Some amount of time passes, and then Peter the dwarf happens by with news: there’s a jousting tournament going on, just a few miles away! Launcelot considers heading out there and participating, but decides against it. Instead he sends Peter in his place, with a message. Mister Guilty, the knight of Joyous Isle, will joust anyone who shows up, any time. The knight who beats him will be awarded a fair maid and a gerfalcon.
Five hundred knights eventually show up, and Launcelot defeats each and every one of them. He’s so skilled that he avoids killing or even maiming his opponents, that’s how good he is. Malory skips over the details of Launcelot’s 72 hours of continuous jousting action, though, and we rejoin the narrative during a big feast afterwards.
Sir Ector and Sir Percivale, Launcelot’s cousins who have been searching for him since Book XI, happen by. They see the castle and its big moat and no drawbridge, and naturally they’re curious. They try shouting at the castle. “Hello! Hello!”

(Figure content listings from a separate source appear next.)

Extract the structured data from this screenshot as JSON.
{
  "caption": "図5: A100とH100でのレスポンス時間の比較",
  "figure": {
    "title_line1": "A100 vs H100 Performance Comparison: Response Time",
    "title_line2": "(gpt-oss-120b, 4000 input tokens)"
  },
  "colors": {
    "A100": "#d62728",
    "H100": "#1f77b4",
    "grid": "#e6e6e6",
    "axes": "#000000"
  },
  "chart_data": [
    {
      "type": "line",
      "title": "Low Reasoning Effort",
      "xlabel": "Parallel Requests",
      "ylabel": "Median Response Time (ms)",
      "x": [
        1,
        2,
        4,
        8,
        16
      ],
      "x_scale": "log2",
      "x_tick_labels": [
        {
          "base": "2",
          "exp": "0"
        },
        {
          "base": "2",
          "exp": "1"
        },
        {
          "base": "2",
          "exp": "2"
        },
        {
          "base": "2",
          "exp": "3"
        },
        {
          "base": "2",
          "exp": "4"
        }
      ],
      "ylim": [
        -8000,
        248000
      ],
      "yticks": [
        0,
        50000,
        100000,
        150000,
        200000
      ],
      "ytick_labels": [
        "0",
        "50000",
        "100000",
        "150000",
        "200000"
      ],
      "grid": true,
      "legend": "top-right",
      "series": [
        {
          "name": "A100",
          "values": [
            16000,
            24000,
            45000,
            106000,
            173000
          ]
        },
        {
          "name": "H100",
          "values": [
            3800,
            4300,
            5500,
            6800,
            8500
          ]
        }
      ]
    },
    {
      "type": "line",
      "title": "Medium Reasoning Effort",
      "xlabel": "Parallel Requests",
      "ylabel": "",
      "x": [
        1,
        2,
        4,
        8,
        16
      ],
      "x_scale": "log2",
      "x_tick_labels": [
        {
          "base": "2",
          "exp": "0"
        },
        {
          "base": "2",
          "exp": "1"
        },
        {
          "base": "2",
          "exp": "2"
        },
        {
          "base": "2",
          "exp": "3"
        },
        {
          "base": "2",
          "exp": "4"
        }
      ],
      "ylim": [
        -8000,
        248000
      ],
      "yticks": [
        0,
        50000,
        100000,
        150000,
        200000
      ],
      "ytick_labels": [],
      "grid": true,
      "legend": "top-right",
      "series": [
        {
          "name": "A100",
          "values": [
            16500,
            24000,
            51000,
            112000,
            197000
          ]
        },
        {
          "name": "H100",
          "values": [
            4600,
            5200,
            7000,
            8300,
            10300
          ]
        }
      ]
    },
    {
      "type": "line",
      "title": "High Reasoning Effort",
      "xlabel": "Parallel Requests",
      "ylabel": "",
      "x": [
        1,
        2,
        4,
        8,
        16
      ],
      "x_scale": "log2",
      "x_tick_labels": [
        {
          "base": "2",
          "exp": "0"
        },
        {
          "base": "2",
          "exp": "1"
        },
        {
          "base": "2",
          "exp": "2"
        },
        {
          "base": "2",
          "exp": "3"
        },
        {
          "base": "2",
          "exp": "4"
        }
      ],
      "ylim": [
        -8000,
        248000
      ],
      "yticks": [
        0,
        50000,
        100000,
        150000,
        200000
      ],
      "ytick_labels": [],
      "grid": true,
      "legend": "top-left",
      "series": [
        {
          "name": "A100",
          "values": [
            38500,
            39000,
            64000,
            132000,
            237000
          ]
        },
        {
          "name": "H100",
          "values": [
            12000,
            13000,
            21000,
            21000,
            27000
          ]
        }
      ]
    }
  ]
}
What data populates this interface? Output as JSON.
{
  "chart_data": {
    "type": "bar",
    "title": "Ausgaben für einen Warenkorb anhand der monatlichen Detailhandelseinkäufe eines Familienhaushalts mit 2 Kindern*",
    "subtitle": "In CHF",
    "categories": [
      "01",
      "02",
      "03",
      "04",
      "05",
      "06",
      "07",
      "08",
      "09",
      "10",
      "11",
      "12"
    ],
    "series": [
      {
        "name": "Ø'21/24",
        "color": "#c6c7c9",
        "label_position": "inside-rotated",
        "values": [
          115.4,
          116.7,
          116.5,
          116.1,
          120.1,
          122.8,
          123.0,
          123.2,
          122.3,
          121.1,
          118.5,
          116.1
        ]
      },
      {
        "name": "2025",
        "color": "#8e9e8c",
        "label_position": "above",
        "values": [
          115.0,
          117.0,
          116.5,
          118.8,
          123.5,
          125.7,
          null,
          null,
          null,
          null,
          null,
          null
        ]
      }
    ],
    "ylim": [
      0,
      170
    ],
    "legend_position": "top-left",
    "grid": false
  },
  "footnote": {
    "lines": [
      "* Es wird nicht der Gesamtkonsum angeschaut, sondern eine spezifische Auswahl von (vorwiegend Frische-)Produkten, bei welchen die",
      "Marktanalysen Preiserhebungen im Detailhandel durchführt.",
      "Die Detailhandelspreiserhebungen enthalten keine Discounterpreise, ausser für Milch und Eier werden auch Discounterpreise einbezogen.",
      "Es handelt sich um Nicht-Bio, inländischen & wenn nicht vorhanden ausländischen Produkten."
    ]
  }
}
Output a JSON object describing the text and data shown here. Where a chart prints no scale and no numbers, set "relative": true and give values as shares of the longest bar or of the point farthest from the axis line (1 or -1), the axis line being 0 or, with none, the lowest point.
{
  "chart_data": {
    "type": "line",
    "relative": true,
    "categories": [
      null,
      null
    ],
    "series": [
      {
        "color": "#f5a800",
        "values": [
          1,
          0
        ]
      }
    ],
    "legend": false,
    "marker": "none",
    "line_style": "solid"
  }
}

A lady with a falcon on her shoulder emerges from a rear door, and calls back to them from the other side of the moat. “Howdy! Have you come to fight for me? You’re late!”
“We just had a big jousting tournament, and I’m the prize! Nobody won me, though!”
Ector and Percivale exchange glances. “Whose castle is this?”
“My lady Elaine’s, she’s so pretty! And her lover, the best knight anywhere, Mister Guilty!”
“Well that doesn’t raise my suspicions at all,” mutters Ector.
“How did Mister Guilty come to be lord of this castle?” shouts back Percivale.
“It’s a crazy story actually!” shouts the prize… you know what? Her name is Melanie, I’ve just decided. “He wandered into Corbin acting like a crazy person! And then he was the town crazy man for a while! And then he was healed by the Grail! Mister Guilty: he’s just the best!”
“I would like to meet this Mister Guilty!” shouts Percivale.
Melanie nods. “There’s a boat over on the other side of the castle! It’ll ferry you over!”
“Thank you!” shouts Percivale, and Melanie goes back inside.